Last week I had the privilege of speaking to Amherst pre-meds about my life as a doctor, in a talk I called “Thriving in a Career in Medicine.” As an Amherst undergraduate I loved the pre-medical curriculum, and though I felt very academically prepared for a life in medicine, I didn’t know what the path was like, what to expect, what choices I had and how my story might continue. I saw the talk as a way to provide some answers to current students.
I started by tracing my path from Amherst through medical school and an internal medicine residency at Baylor College of Medicine in Houston. Medical school learning is different from college learning. College is about understanding the first principles, breaking down complicated problems and solving them. It’s an intellectual playground.
Medical school is very different. It’s often compared to drinking out of a firehose. No individual piece of data is particularly difficult to wrap your mind around, but you’re forced to memorize seemingly endless amounts of information. Memorizing four hours of lecture material every day can feel suffocating. It is unrelenting. But it passes. It culminates in Step 1, the most important test of your life, which determines which residencies you can apply to. And then you begin rotating on the wards.
The wards expose you to every type of medical specialty: surgery, internal medicine, obstetrics and gynecology, psychiatry, pediatrics, neurology, plus countless subspecialties. Internal medicine, with its analytical, problem-solving approach to patient care and start-to-finish responsibility for patients, appealed to me instantly.
At Amherst, I was encouraged to be more than just a pre-med. So I was. I joined the orchestra. I took music composition classes and studied 17th century English literature. I performed in coffeehouses at Marsh. I was a senator in the Association of Amherst Students. I played Frisbee (poorly). I hiked.
Life in medicine isn’t quite as freewheeling. You are expected to learn a uniform body of knowledge and apply it in an appropriate manner. Medicine seems to reward conformity, sacrificing your individuality, time and happiness to gain the skill of being able to save lives.
But during my first year of residency, I realized that my medical education and training did not need to suffocate my creative expression. I began writing down my experiences – patient stories, bizarre observations, things that stuck out to me. What began as self-therapy and a creative outlet grew and grew. I began to write medical stories for The Houston Chronicle—stories about opioid abuse and end-of-life care and patient advocacy, stories that I care about and that I felt would be important for a large audience to hear, things that often don’t make it outside the walls of physician break rooms. I have Amherst to thank for giving me the courage to think outside the bounds of normalcy.

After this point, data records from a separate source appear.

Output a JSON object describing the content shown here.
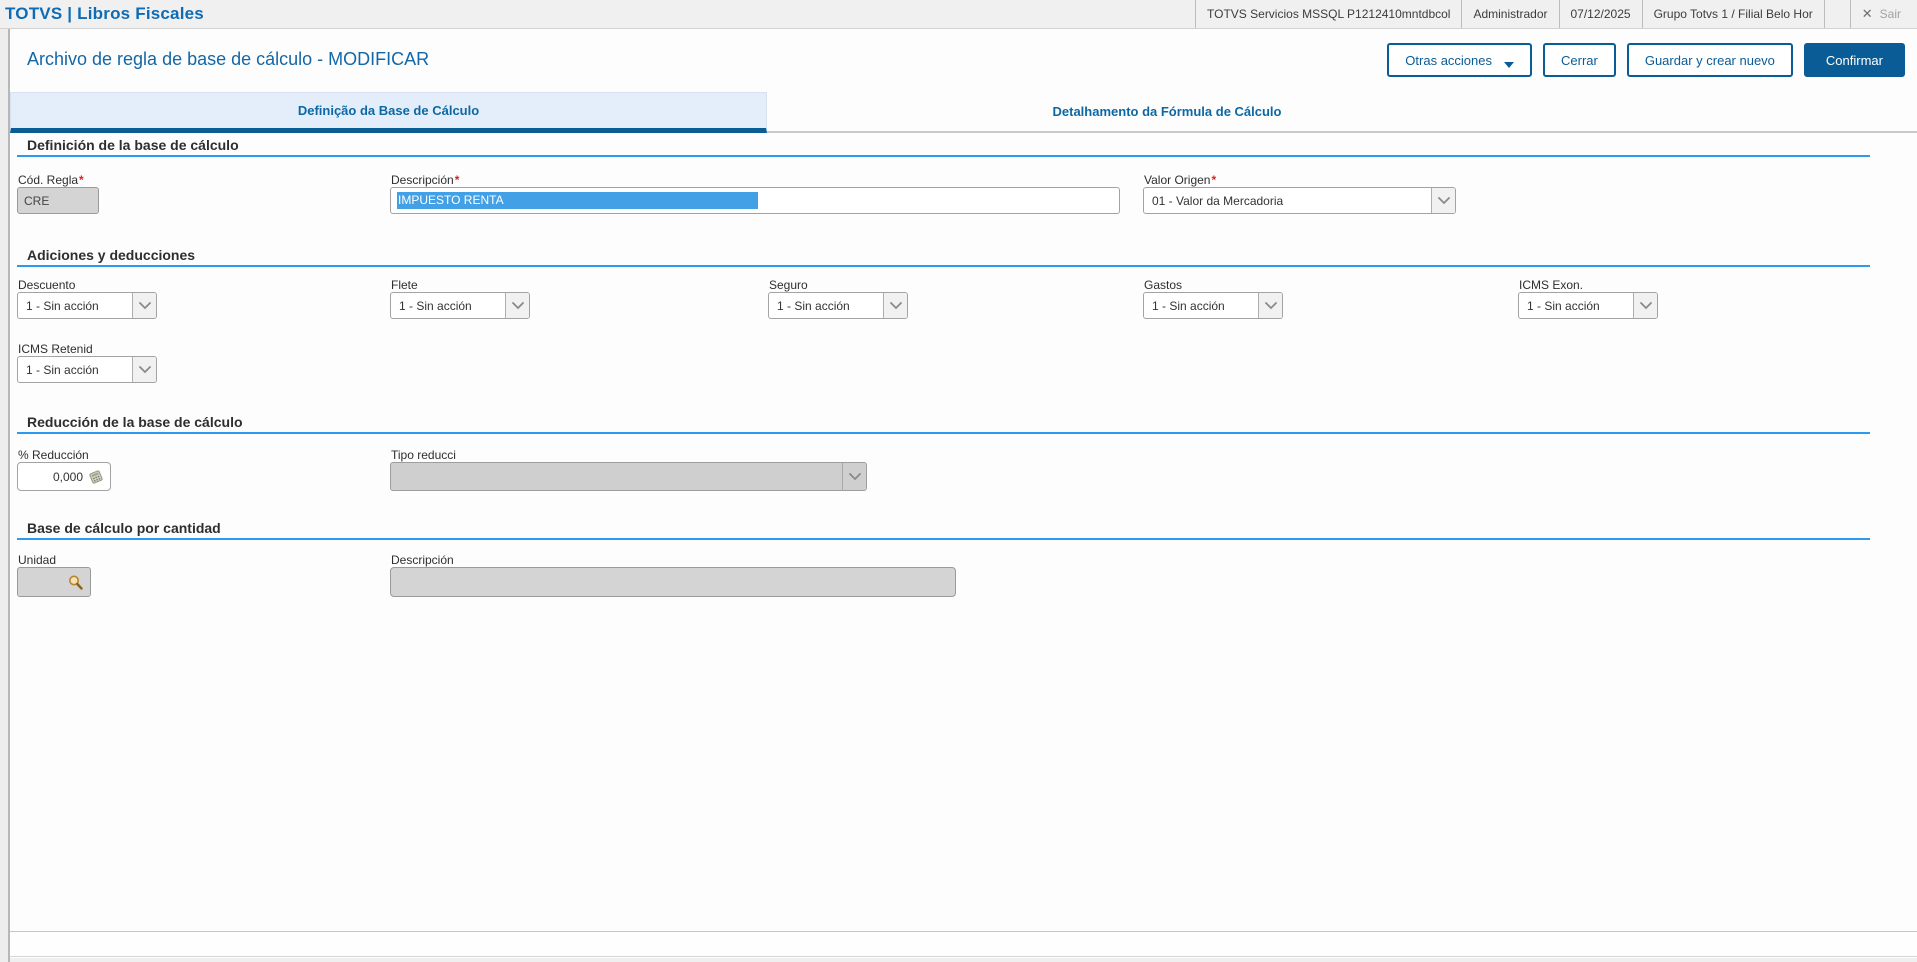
{
  "topbar": {
    "brand": "TOTVS | Libros Fiscales",
    "items": [
      "TOTVS Servicios MSSQL P1212410mntdbcol",
      "Administrador",
      "07/12/2025",
      "Grupo Totvs 1 / Filial Belo Hor"
    ],
    "exit_label": "Sair",
    "exit_icon": "✕"
  },
  "header": {
    "title": "Archivo de regla de base de cálculo - MODIFICAR",
    "buttons": {
      "otras": "Otras acciones",
      "cerrar": "Cerrar",
      "guardar": "Guardar y crear nuevo",
      "confirmar": "Confirmar"
    }
  },
  "tabs": [
    {
      "label": "Definição da Base de Cálculo",
      "active": true
    },
    {
      "label": "Detalhamento da Fórmula de Cálculo",
      "active": false
    }
  ],
  "ui": {
    "required_mark": "*"
  },
  "sections": {
    "definicion": {
      "title": "Definición de la base de cálculo",
      "fields": {
        "cod_regla": {
          "label": "Cód. Regla",
          "required": true,
          "value": "CRE",
          "disabled": true
        },
        "descripcion": {
          "label": "Descripción",
          "required": true,
          "value": "IMPUESTO RENTA",
          "selected": true
        },
        "valor_origen": {
          "label": "Valor Origen",
          "required": true,
          "value": "01 - Valor da Mercadoria"
        }
      }
    },
    "adiciones": {
      "title": "Adiciones y deducciones",
      "fields": [
        {
          "label": "Descuento",
          "value": "1 - Sin acción"
        },
        {
          "label": "Flete",
          "value": "1 - Sin acción"
        },
        {
          "label": "Seguro",
          "value": "1 - Sin acción"
        },
        {
          "label": "Gastos",
          "value": "1 - Sin acción"
        },
        {
          "label": "ICMS Exon.",
          "value": "1 - Sin acción"
        },
        {
          "label": "ICMS Retenid",
          "value": "1 - Sin acción"
        }
      ]
    },
    "reduccion": {
      "title": "Reducción de la base de cálculo",
      "fields": {
        "pct_reduccion": {
          "label": "% Reducción",
          "value": "0,000"
        },
        "tipo_reducci": {
          "label": "Tipo reducci",
          "value": "",
          "disabled": true
        }
      }
    },
    "cantidad": {
      "title": "Base de cálculo por cantidad",
      "fields": {
        "unidad": {
          "label": "Unidad",
          "value": ""
        },
        "descripcion": {
          "label": "Descripción",
          "value": "",
          "disabled": true
        }
      }
    }
  },
  "colors": {
    "brand_blue": "#0d6cb5",
    "button_blue": "#0a5c96",
    "section_line_blue": "#2b9af3",
    "tab_active_bg": "#e4eefa",
    "selection_blue": "#41a0e6",
    "disabled_gray": "#d4d4d4"
  }
}
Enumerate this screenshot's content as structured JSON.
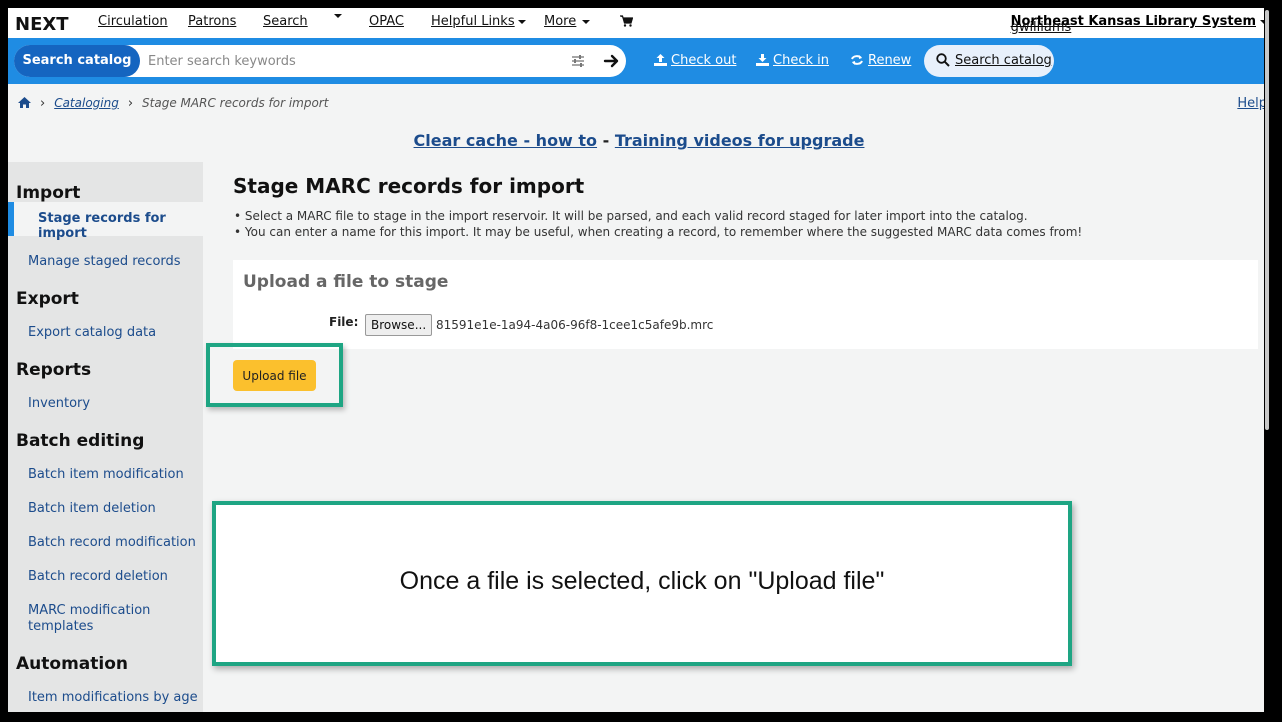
{
  "nav": {
    "logo": "NEXT",
    "items": [
      "Circulation",
      "Patrons",
      "Search",
      "OPAC",
      "Helpful Links",
      "More"
    ],
    "user": "gwilliams",
    "library": "Northeast Kansas Library System"
  },
  "searchbar": {
    "scope_label": "Search catalog",
    "placeholder": "Enter search keywords",
    "checkout": "Check out",
    "checkin": "Check in",
    "renew": "Renew",
    "search_catalog": "Search catalog"
  },
  "breadcrumb": {
    "parent": "Cataloging",
    "current": "Stage MARC records for import",
    "help": "Help"
  },
  "announce": {
    "link1": "Clear cache - how to",
    "sep": " - ",
    "link2": "Training videos for upgrade"
  },
  "sidebar": {
    "import_head": "Import",
    "import_items": [
      "Stage records for import",
      "Manage staged records"
    ],
    "export_head": "Export",
    "export_items": [
      "Export catalog data"
    ],
    "reports_head": "Reports",
    "reports_items": [
      "Inventory"
    ],
    "batch_head": "Batch editing",
    "batch_items": [
      "Batch item modification",
      "Batch item deletion",
      "Batch record modification",
      "Batch record deletion",
      "MARC modification",
      "templates"
    ],
    "automation_head": "Automation",
    "automation_items": [
      "Item modifications by age"
    ]
  },
  "main": {
    "title": "Stage MARC records for import",
    "hints": [
      "Select a MARC file to stage in the import reservoir. It will be parsed, and each valid record staged for later import into the catalog.",
      "You can enter a name for this import. It may be useful, when creating a record, to remember where the suggested MARC data comes from!"
    ],
    "panel_title": "Upload a file to stage",
    "file_label": "File:",
    "browse_label": "Browse...",
    "file_name": "81591e1e-1a94-4a06-96f8-1cee1c5afe9b.mrc",
    "upload_label": "Upload file"
  },
  "callout": {
    "text": "Once a file is selected, click on \"Upload file\""
  },
  "colors": {
    "brand_blue": "#1f8ce3",
    "highlight_green": "#1ea583",
    "upload_yellow": "#fbc02d"
  }
}
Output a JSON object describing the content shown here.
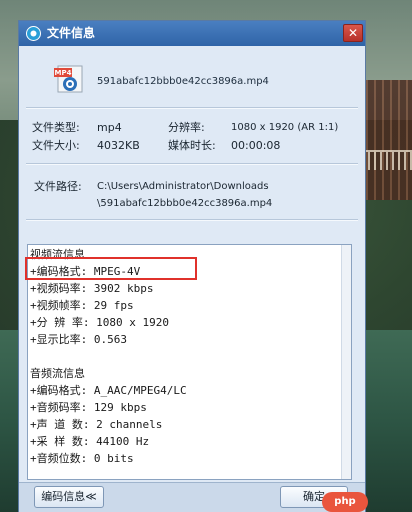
{
  "window": {
    "title": "文件信息",
    "close_symbol": "✕"
  },
  "file": {
    "name": "591abafc12bbb0e42cc3896a.mp4",
    "icon_label": "MP4"
  },
  "properties": {
    "type_label": "文件类型:",
    "type_value": "mp4",
    "resolution_label": "分辨率:",
    "resolution_value": "1080 x 1920 (AR 1:1)",
    "size_label": "文件大小:",
    "size_value": "4032KB",
    "duration_label": "媒体时长:",
    "duration_value": "00:00:08",
    "path_label": "文件路径:",
    "path_line1": "C:\\Users\\Administrator\\Downloads",
    "path_line2": "\\591abafc12bbb0e42cc3896a.mp4"
  },
  "stream_info": {
    "lines": [
      "视频流信息",
      "+编码格式: MPEG-4V",
      "+视频码率: 3902 kbps",
      "+视频帧率: 29 fps",
      "+分 辨 率: 1080 x 1920",
      "+显示比率: 0.563",
      "",
      "音频流信息",
      "+编码格式: A_AAC/MPEG4/LC",
      "+音频码率: 129 kbps",
      "+声 道 数: 2 channels",
      "+采 样 数: 44100 Hz",
      "+音频位数: 0 bits"
    ]
  },
  "buttons": {
    "codec_info": "编码信息≪",
    "ok": "确定"
  },
  "badge": {
    "text": "php"
  },
  "colors": {
    "title_bar": "#2f64a8",
    "highlight": "#e0312b",
    "dialog_bg": "#dfe9f5"
  }
}
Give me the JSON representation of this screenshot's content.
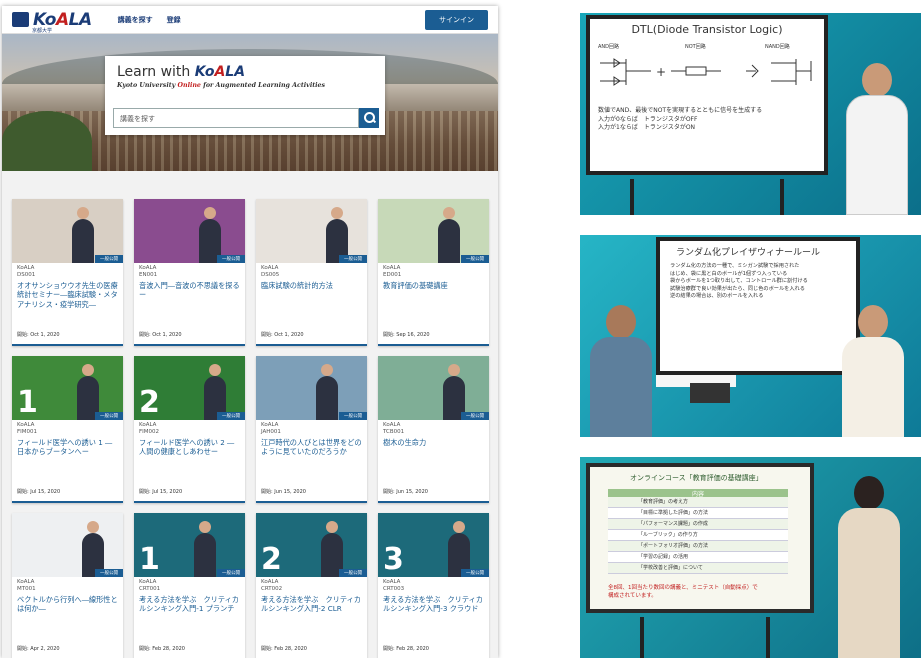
{
  "site": {
    "logo": {
      "brand_a": "Ko",
      "brand_b": "A",
      "brand_c": "LA",
      "sub": "京都大学"
    },
    "nav": {
      "link1": "講義を探す",
      "link2": "登録",
      "signin": "サインイン"
    },
    "hero": {
      "heading_a": "Learn with ",
      "heading_b": "Ko",
      "heading_c": "A",
      "heading_d": "LA",
      "tagline_a": "Kyoto University ",
      "tagline_b": "Online",
      "tagline_c": " for Augmented Learning Activities",
      "search_placeholder": "講義を探す"
    },
    "badge": "一般公開",
    "courses": [
      {
        "org": "KoALA",
        "code": "DS001",
        "title": "オオサンショウウオ先生の医療統計セミナー―臨床試験・メタアナリシス・疫学研究―",
        "date": "開始: Oct 1, 2020",
        "num": ""
      },
      {
        "org": "KoALA",
        "code": "EN001",
        "title": "音波入門―音波の不思議を探るー",
        "date": "開始: Oct 1, 2020",
        "num": ""
      },
      {
        "org": "KoALA",
        "code": "DS005",
        "title": "臨床試験の統計的方法",
        "date": "開始: Oct 1, 2020",
        "num": ""
      },
      {
        "org": "KoALA",
        "code": "ED001",
        "title": "教育評価の基礎講座",
        "date": "開始: Sep 16, 2020",
        "num": ""
      },
      {
        "org": "KoALA",
        "code": "FIM001",
        "title": "フィールド医学への誘い 1 ―日本からブータンへー",
        "date": "開始: Jul 15, 2020",
        "num": "1"
      },
      {
        "org": "KoALA",
        "code": "FIM002",
        "title": "フィールド医学への誘い 2 ―人間の健康としあわせー",
        "date": "開始: Jul 15, 2020",
        "num": "2"
      },
      {
        "org": "KoALA",
        "code": "JAH001",
        "title": "江戸時代の人びとは世界をどのように見ていたのだろうか",
        "date": "開始: Jun 15, 2020",
        "num": ""
      },
      {
        "org": "KoALA",
        "code": "TCB001",
        "title": "樹木の生命力",
        "date": "開始: Jun 15, 2020",
        "num": ""
      },
      {
        "org": "KoALA",
        "code": "MT001",
        "title": "ベクトルから行列へ―線形性とは何か―",
        "date": "開始: Apr 2, 2020",
        "num": ""
      },
      {
        "org": "KoALA",
        "code": "CRT001",
        "title": "考える方法を学ぶ　クリティカルシンキング入門-1 プランチ",
        "date": "開始: Feb 28, 2020",
        "num": "1"
      },
      {
        "org": "KoALA",
        "code": "CRT002",
        "title": "考える方法を学ぶ　クリティカルシンキング入門-2 CLR",
        "date": "開始: Feb 28, 2020",
        "num": "2"
      },
      {
        "org": "KoALA",
        "code": "CRT003",
        "title": "考える方法を学ぶ　クリティカルシンキング入門-3 クラウド",
        "date": "開始: Feb 28, 2020",
        "num": "3"
      }
    ],
    "thumb_colors": [
      "#d8cfc4",
      "#8a4c8f",
      "#e7e2dc",
      "#c7d9b8",
      "#3f8a3a",
      "#2f7d36",
      "#7d9fb8",
      "#7fae96",
      "#eef0f2",
      "#1d6a7a",
      "#1d6a7a",
      "#1d6a7a"
    ]
  },
  "videos": {
    "v1": {
      "title": "DTL(Diode Transistor Logic)",
      "label_and": "AND回路",
      "label_not": "NOT回路",
      "label_nand": "NAND回路",
      "line1": "数値でAND、最後でNOTを実現するとともに信号を生成する",
      "line2": "入力が0ならば　トランジスタがOFF",
      "line3": "入力が1ならば　トランジスタがON"
    },
    "v2": {
      "title": "ランダム化プレイザウィナールール",
      "line1": "ランダム化の方法の一種で、ミシガン試験で採用された",
      "line2": "はじめ、袋に黒と白のボールが1個ずつ入っている",
      "line3": "袋からボールを1つ取り出して、コントロール群に割付ける",
      "line4": "試験治療群で良い効果が出たら、同じ色のボールを入れる",
      "line5": "逆の結果の場合は、別のボールを入れる"
    },
    "v3": {
      "title": "オンラインコース「教育評価の基礎講座」",
      "header": "内容",
      "rows": [
        "「教育評価」の考え方",
        "「目標に準拠した評価」の方法",
        "「パフォーマンス課題」の作成",
        "「ルーブリック」の作り方",
        "「ポートフォリオ評価」の方法",
        "「学習の記録」の活用",
        "「学校改善と評価」について"
      ],
      "note1": "全8回、1回当たり数回の講義と、ミニテスト（自動採点）で",
      "note2": "構成されています。"
    }
  }
}
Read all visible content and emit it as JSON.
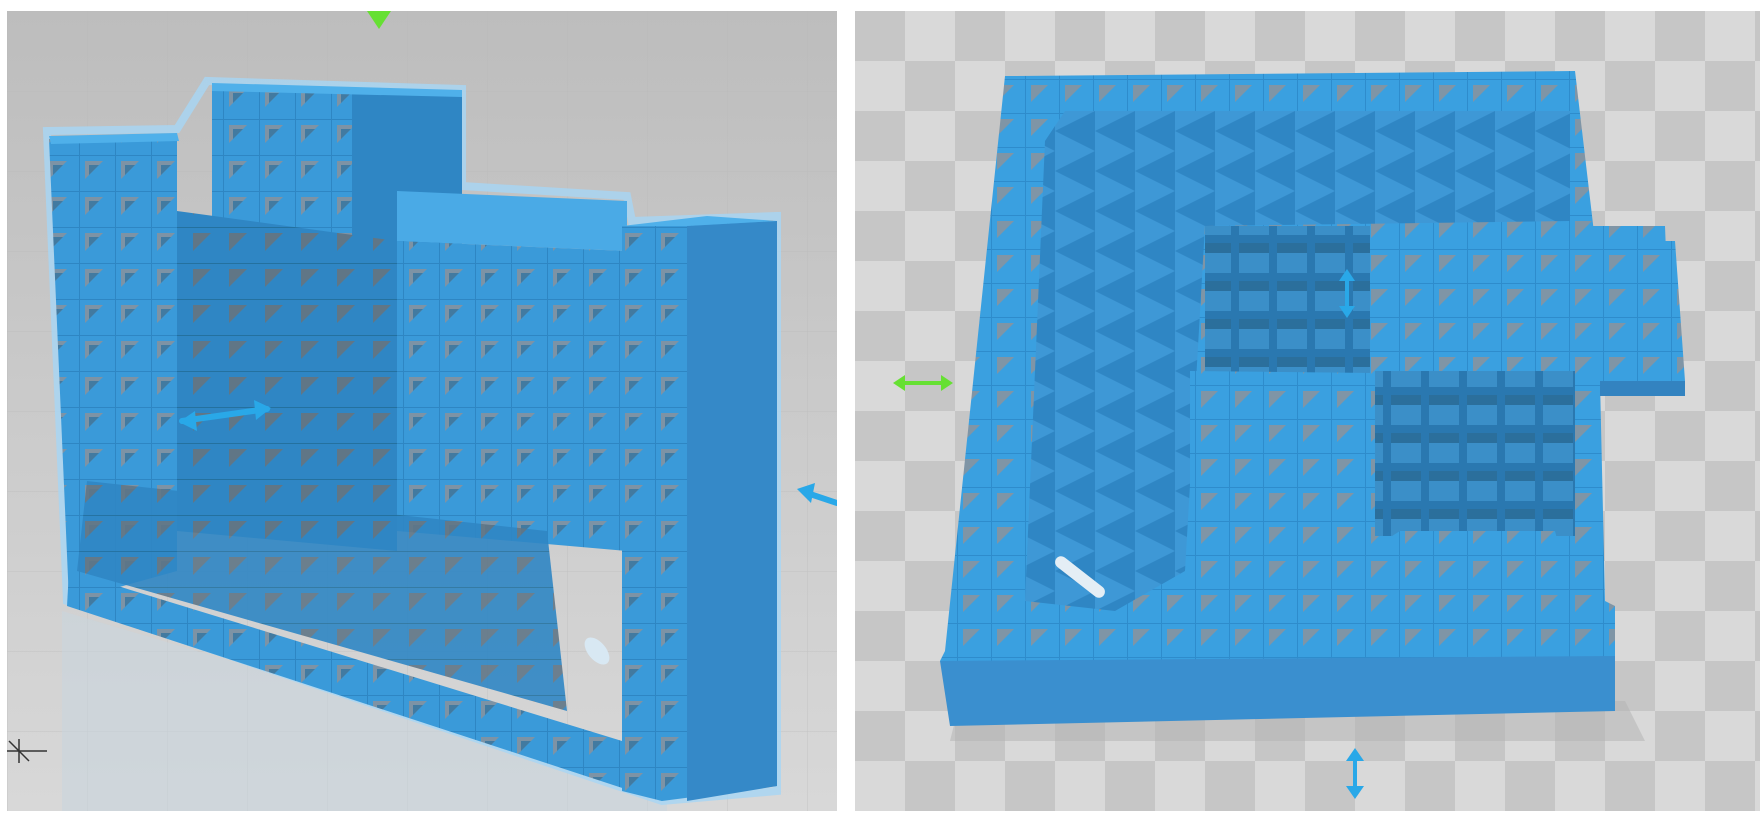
{
  "window": {
    "title": "",
    "description_hidden": true
  },
  "viewports": [
    {
      "id": "left",
      "model": "lattice-wall-part",
      "camera": "front-perspective"
    },
    {
      "id": "right",
      "model": "lattice-maze-part",
      "camera": "top-perspective"
    }
  ],
  "colors": {
    "model_fill": "#3a9ad9",
    "model_top": "#4aaae6",
    "model_side": "#2f86c4",
    "model_dark": "#2672a8",
    "lattice_hole": "#1f5f8f",
    "glow": "#9fd3f5",
    "bed_light": "#d9d9d9",
    "bed_dark": "#c4c4c4",
    "gizmo_green": "#66e033",
    "gizmo_blue": "#29a8e8",
    "background": "#ffffff"
  },
  "icons": {
    "move_x": "double-arrow-horizontal-icon",
    "move_y": "double-arrow-vertical-icon",
    "pivot": "triangle-down-icon",
    "axis_hint": "arrow-left-icon"
  }
}
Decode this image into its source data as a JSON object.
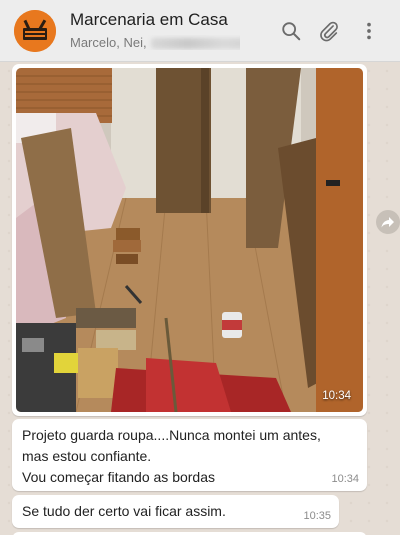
{
  "header": {
    "title": "Marcenaria em Casa",
    "subtitle": "Marcelo, Nei,",
    "icons": [
      "search-icon",
      "paperclip-icon",
      "more-vertical-icon"
    ]
  },
  "messages": [
    {
      "type": "image",
      "time": "10:34",
      "image_description_icon": "photo"
    },
    {
      "type": "text",
      "lines": [
        "Projeto guarda roupa....Nunca montei um antes,",
        "mas estou confiante.",
        "Vou começar fitando as bordas"
      ],
      "time": "10:34"
    },
    {
      "type": "text",
      "lines": [
        "Se tudo der certo vai ficar assim."
      ],
      "time": "10:35"
    }
  ],
  "colors": {
    "header_bg": "#ededed",
    "chat_bg": "#e5ddd5",
    "bubble_bg": "#ffffff",
    "avatar_bg": "#e8781e"
  }
}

The second half of my talk was open for questions, and the questions from the audience reminded me why Amherst has the reputation it does. They were thoughtful, useful, probing and provocative. One student asked how I grappled with the responsibility of the death of a patient due to error. Another asked about my inspiration for writing. Others wanted to know how to practice self-care and avoid physician burnout, how to study for Step 1, how to gauge if medicine is the right career path. Though the talk ended after an hour, many people stayed and we continued talking for almost a full extra hour.
Amherst College is a remarkable place, both for the quality of person it attracts and the types of ideas it fosters. I was truly honored to share my experiences in medicine with the next generation of doctors. I left Keefe Campus Center feeling inspired. If that room full of pre-med students was any indication, the future of medicine is bright.